Anthropics Ankündigung wirkte sich unmittelbar auf den US-Aktienmarkt aus. Laut Bloomberg fielen die Aktien von Cybersecurity-Unternehmen am Tag der Veröffentlichung deutlich: CrowdStrike verlor 8 Prozent, Cloudflare 8,1 Prozent, Okta 9,2 Prozent und SailPoint 9,4 Prozent. Der Global X Cybersecurity ETF sank um 4,9 Prozent auf den tiefsten Stand seit November 2023.

Der Cybersecurity-Kursrutsch reiht sich in einen breiteren Trend ein. Schon zuvor hatte Anthropics Ankündigung von speziellen Nischen-Plugins für Cowork, etwa für rechtliche Recherche, Software-Aktien abschmieren lassen. Investoren befürchten, dass neue KI-Tools es Nutzern ermöglichen, eigene Anwendungen zu erstellen, was die Nachfrage nach etablierten Softwareprodukten schmälern und Wachstum, Margen sowie Preissetzungsmacht der Anbieter unter Druck setzen könnte.

Dass nun jedes Unternehmen seine Sicherheitssoftware oder andere komplexe Anwendungen selbst entwickelt, ist allerdings wenig plausibel.
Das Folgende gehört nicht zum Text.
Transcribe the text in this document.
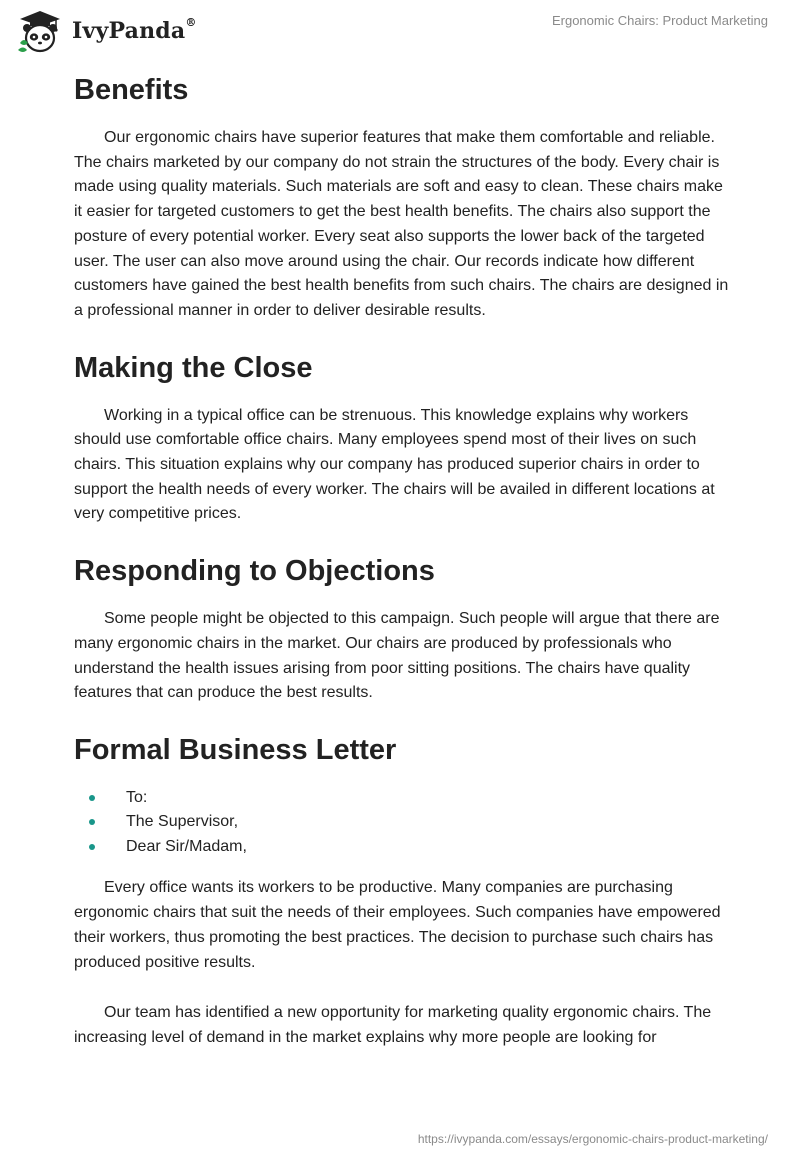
IvyPanda®	Ergonomic Chairs: Product Marketing
Benefits

Our ergonomic chairs have superior features that make them comfortable and reliable. The chairs marketed by our company do not strain the structures of the body. Every chair is made using quality materials. Such materials are soft and easy to clean. These chairs make it easier for targeted customers to get the best health benefits. The chairs also support the posture of every potential worker. Every seat also supports the lower back of the targeted user. The user can also move around using the chair. Our records indicate how different customers have gained the best health benefits from such chairs. The chairs are designed in a professional manner in order to deliver desirable results.

Making the Close

Working in a typical office can be strenuous. This knowledge explains why workers should use comfortable office chairs. Many employees spend most of their lives on such chairs. This situation explains why our company has produced superior chairs in order to support the health needs of every worker. The chairs will be availed in different locations at very competitive prices.

Responding to Objections

Some people might be objected to this campaign. Such people will argue that there are many ergonomic chairs in the market. Our chairs are produced by professionals who understand the health issues arising from poor sitting positions. The chairs have quality features that can produce the best results.

Formal Business Letter
To:
The Supervisor,
Dear Sir/Madam,

Every office wants its workers to be productive. Many companies are purchasing ergonomic chairs that suit the needs of their employees. Such companies have empowered their workers, thus promoting the best practices. The decision to purchase such chairs has produced positive results.

Our team has identified a new opportunity for marketing quality ergonomic chairs. The increasing level of demand in the market explains why more people are looking for

https://ivypanda.com/essays/ergonomic-chairs-product-marketing/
Das Ergebnis wäre eine extreme Fragmentierung: Tausende Eigenentwicklungen, die jeweils gewartet, abgesichert und aktualisiert werden müssten, ohne die Skaleneffekte, die etablierte Anbieter bieten.

Realistischer ist, dass KI-Tools die Produktionskosten für Software so weit senken, dass Nischenanwendungen entstehen, die sich bisher nicht gelohnt haben. Unternehmen lösen spezifische Probleme schneller mit maßgeschneiderten Tools, greifen für alles andere aber weiterhin auf bewährte Produkte zurück, die ebenfalls neue KI-Funktionen integrieren.

Denn die operativen Betriebskosten von Software verschwinden nicht, nur weil ihre Erstellung billiger wird. Wartung, Updates, Compliance, Support und Integration in bestehende Systeme machen in vielen Unternehmen den Großteil der IT-Ausgaben aus. Wer eine Anwendung per KI in Stunden zusammenbaut, muss sie danach trotzdem betreiben und pflegen. Die Börsenreaktion preist primär sinkende Produktionskosten ein, blendet diese operative Realität aber weitgehend aus.